Süddeutsche Zeitung - Rezension
Süddeutsche Zeitung | Besprechung von 19.05.2008

Der Schläger und der Tänzer
Roger Repplingers Doppelbiographie über Otto „Tull” Harder, Fußballer, Nazi, KZ-Aufseher, und Johann Trollmann, Boxer, Sinto, KZ-Häftling
Otto Harder, Tull genannt, entdeckt zu Beginn des 20. Jahrhunderts den Fußball für sich. Er stammt aus etwas besserem Hause, in dem der neumodische Fußball abgelehnt wird, und deshalb wird er vom Vater geschlagen, wann immer dieser entdeckt, dass der Sohn gespielt hat.
Johann Trollmann, Rukeli genannt, entdeckt in den zwanziger Jahren des 20. Jahrhunderts das Boxen für sich, und er entwickelt einen eigenen Stil; viele Zuschauer sehen eher einen Tänzer als einen Schläger vor sich.
Was Roger Repplinger in seiner Doppelbiographie „Leg dich, Zigeuner” wirklich brillant bewerkstelligt, ist, wie er diese beiden Biographien durch die Zeit und aufeinander zu bewegt. Harder nimmt am Ersten Weltkrieg teil, er gewinnt mit dem Hamburger SV die deutsche Fußball-Meisterschaft 1923 und 1928, er trinkt, er säuft, er ignoriert seine Magengeschwüre, er ist nicht ganz dumm und nicht ganz schlau und wird zum Nazi und KZ-Aufseher. Trollmann ist jünger, er wird in Hannover allmählich zu einem Boxer, den man bewundert oder verachtet, je nachdem. Die Frauen bewundern ihn, schreibt Repplinger, und die aufgeschlossenen Männer. Die ihn verachten, sind die, die Boxen als „deutschen Faustkampf” sehen wollen. Wie Repplinger diesen Stil beschreibt, das ist dokumentarisches Erzählen erster Güte: Wie er das Leichte Trollmanns, der Sinto war, gegen all das Schwere setzt, das als deutsch galt, das ist exzellent beschrieben, hier ist die Dokumentation so stark und packend, dass man sich als Leser fragt, warum sich zuvor im Buch so ein großes Problem eröffnen musste.

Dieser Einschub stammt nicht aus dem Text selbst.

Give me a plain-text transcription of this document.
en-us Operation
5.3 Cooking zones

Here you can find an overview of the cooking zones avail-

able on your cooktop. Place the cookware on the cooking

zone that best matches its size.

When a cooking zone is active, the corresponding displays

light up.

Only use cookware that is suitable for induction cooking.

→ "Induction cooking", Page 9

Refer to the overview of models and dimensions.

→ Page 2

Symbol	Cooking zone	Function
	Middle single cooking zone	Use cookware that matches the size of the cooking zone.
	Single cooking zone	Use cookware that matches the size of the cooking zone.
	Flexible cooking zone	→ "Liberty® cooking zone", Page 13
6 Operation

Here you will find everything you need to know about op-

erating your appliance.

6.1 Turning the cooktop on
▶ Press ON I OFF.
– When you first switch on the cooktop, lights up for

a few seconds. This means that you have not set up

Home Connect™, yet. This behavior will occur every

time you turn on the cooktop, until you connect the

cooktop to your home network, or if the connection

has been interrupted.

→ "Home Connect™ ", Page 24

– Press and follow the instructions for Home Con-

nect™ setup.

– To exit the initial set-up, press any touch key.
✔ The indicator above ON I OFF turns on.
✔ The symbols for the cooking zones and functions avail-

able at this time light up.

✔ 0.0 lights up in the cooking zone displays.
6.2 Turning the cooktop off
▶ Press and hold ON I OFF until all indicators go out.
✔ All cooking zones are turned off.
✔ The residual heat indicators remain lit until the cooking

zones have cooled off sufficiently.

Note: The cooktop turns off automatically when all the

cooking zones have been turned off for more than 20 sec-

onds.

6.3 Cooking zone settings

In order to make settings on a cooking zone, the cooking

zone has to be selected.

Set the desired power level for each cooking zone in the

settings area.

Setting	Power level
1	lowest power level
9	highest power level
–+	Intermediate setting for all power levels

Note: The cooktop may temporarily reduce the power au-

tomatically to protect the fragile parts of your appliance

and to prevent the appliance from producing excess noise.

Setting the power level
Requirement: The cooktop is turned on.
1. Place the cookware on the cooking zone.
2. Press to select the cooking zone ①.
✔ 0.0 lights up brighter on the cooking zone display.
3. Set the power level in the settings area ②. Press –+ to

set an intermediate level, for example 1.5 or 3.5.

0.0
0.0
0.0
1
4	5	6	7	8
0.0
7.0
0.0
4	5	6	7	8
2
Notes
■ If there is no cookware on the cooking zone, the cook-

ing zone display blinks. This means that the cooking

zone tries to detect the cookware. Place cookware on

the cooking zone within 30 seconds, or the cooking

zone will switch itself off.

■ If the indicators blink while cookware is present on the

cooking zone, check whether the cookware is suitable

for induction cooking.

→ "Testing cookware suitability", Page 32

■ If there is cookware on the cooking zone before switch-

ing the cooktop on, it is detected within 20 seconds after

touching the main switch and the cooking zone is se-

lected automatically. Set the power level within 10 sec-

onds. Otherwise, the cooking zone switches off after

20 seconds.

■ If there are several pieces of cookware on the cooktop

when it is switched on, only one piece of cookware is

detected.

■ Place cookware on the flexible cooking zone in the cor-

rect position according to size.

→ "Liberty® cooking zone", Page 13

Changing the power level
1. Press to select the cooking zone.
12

Dieses Problem ist: Kann man ganz genau wissen, was Otto Harder gedacht hat, als sein Vater ihn schlug? Kann man ganz genau wissen, was Johann Trollmann gedacht hat, als er an einem Regentag zu Hause saß? Natürlich kann man es nicht wissen, aber in Repplingers Buch steht es zu lesen. Harder „stellt sich vor, dass ein anderer geschlagen wird, nicht er. Er sieht zu, wie ein anderer geschlagen wird . . . Er stellt sich vor, dass ein anderer die Schmerzen aushalten muss. Das hilft. Die Zähne zusammenbeißen hilft auch.” Trollmann „könnte Steine übers Wasser titschen lassen. Man muss die Hand in einer bestimmten Weise halten . . . Alleine macht das keinen Spaß. Nein, heute geht er nicht an die Leine. Er bleibt hier. Es ist schöner, dem Regenwasser auf der Straße zuzugucken.”

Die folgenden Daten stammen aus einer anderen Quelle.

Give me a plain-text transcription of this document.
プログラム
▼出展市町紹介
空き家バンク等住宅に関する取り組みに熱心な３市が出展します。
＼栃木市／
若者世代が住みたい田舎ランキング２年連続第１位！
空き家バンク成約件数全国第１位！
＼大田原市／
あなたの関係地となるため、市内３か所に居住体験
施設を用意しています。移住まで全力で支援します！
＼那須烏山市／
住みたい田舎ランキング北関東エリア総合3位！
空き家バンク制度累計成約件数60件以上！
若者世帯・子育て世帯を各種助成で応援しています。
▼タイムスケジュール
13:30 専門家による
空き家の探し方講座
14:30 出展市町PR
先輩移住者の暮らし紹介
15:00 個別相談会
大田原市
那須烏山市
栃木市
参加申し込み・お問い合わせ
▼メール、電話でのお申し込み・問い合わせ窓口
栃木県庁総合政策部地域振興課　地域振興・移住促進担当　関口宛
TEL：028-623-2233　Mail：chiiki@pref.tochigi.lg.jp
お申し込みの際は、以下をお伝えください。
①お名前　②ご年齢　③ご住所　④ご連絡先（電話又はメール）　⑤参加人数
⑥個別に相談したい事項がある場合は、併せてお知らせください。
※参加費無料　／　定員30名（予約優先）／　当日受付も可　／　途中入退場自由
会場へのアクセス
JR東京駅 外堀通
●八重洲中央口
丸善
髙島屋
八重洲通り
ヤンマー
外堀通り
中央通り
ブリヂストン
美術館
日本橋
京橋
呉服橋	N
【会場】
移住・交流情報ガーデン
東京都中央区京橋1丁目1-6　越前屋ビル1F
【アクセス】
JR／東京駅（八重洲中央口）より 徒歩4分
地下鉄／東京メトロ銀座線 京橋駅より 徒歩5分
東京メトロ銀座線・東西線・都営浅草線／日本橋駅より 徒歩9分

Repplinger erklärt sich in einem Nachwort: „Die Gedanken von Rukeli Trollmann und Tull Harder kenne auch ich nicht und weiß nicht, was sie gefühlt und gesagt haben. Der Leser muss sich an diesen Stellen darauf verlassen, dass der Autor seine Figuren versteht, sicher kann man sich da nicht sein.” Das ist ein mindestens erstaunlicher Ansatz, denn Harder und Trollmann sind eben nicht „Figuren” des Autors, sie sind Personen, die gelebt haben. Vor allem anderen muss jeder Leser dieses Buchs die Frage mit sich verhandeln, ob er dem Autor dabei trauen will, wie er die Gedanken der Protagonisten nachempfindet oder, ehrlich gesagt: erfindet. Ganz viel in diesem Buch ist exzellent recherchiert und fesselnd aufgeschrieben, aber in diesem Punkt hat sich der Rechercheur und Biograph zum Autor der Figuren aufgeschwungen, die nicht seine sind, er ist ein auktorialer, ein allwissender Erzähler geworden.
Dieses grundsätzliche und tiefgreifende Problem des Buchs muss man erst einmal verdauen, denn Repplinger schreibt seitenlang innere Monologe seiner Protagonisten. Es ist eine gewaltige Anmaßung, durch die der Leser dem Autor folgen muss, bis er zu den wirklich guten Passagen des Buches durchdringt. Das ist bedauerlich, weil die zugrundeliegende Idee das Buch trägt; weil sie ein grundsolides Fundament ist für diese faszinierende Doppelbiographie.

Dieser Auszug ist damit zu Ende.